Wednesday, February 26, 2014

Oldies




Oldies oldies when they are calledGet back in some seconds
Inner feelings can sometimes be harsh

We forget but its coming back
The life isn't very easy
But it gave us memories
Some good some bad
It build a life made of mistakes and happiness
Pain and joy

People who survive
All their life are precious
To those who'll staying after them
Getting some memories of them
Trying to apply their values
To keep a life build as theirs




Oldies are here to remember us how to get a real and good life! To my grand mas who are resting in peace!




Island dream




Attend a party. Knowing you'll be shy. Just uncomfortable.

                            Feel you can be here. With him. BAD BAD.


Want to fly. Shut your eyes. Remember this island where you met him.

                     The sweetness of the time. The love was around.

Someone wake you up saying do you want a long drink?



Monday, February 24, 2014

Apologize to a friend

Sorry dear you,

I can't give my feeling to you. I feel something wrong between us. I consider you as regard  to some part of your own personality as my twin or brother nothing more!

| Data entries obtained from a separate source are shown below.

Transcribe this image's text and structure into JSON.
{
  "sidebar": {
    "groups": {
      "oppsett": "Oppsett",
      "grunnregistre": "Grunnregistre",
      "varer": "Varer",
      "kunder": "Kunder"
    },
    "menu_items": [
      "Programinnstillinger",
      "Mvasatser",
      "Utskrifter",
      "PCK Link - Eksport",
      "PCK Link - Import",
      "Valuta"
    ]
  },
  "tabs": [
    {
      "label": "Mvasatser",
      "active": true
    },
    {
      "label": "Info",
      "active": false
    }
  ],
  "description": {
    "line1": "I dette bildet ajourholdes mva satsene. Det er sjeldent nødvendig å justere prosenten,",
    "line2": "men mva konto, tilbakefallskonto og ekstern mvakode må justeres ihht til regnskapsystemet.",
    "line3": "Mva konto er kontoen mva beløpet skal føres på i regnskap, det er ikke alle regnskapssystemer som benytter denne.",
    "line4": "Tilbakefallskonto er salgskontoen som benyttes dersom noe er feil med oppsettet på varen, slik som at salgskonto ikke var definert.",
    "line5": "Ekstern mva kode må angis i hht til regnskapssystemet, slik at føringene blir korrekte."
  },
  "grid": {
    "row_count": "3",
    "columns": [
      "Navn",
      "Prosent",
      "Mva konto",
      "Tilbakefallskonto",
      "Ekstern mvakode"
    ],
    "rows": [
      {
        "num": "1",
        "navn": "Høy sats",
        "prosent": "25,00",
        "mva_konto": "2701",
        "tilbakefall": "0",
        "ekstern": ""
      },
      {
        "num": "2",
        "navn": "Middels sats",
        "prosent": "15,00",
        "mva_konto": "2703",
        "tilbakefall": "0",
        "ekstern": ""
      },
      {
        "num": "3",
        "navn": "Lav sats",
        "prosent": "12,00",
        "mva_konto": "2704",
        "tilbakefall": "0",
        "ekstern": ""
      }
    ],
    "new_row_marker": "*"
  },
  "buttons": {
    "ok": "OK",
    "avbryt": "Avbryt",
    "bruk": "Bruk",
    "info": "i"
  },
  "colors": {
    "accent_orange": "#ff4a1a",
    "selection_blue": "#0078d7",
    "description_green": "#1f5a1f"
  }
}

I kept you last time looking at me and when I detected you eyes on me you did as if you looked somewhere else. That really hurt me each time you do so! I feel as the object of your desire and in return I know I can hurt you. I feel just friendship! I hope you too! Otherwise you'll be hurt as I was one day!
Now I am not sure I can find love again! I feel just ache and I am not self assured!

If you can understand that and try to keep our friendship alive! That will be the best you can do for me!

A.

Need

I look behind the window
The sky and the small clouds
My mind wander searching your comfort
Your arms around me
Your sweetness
Your protection

Sometimes
I think of you
You that I don't know

I wish you appear
I wish you can knock at the door
Right now
To protect myself of my inner bad thoughts

I get enough to fight alone
I get enough to feel alone
The time is passing by
And my heart stay to ache
Around me people are happy
I wanna share with you
If you can give me a heartbit again
For instance my mind wander and want badly
You by my side

Thursday, February 20, 2014

when I met him

I was going through a deep storm when he appeared assuring me he'll love me. My mind was a real mess since few months. I didn't believe to anything good I saw only the black cloud not the blue sky not far away. We met weirdly by accident if I can say that.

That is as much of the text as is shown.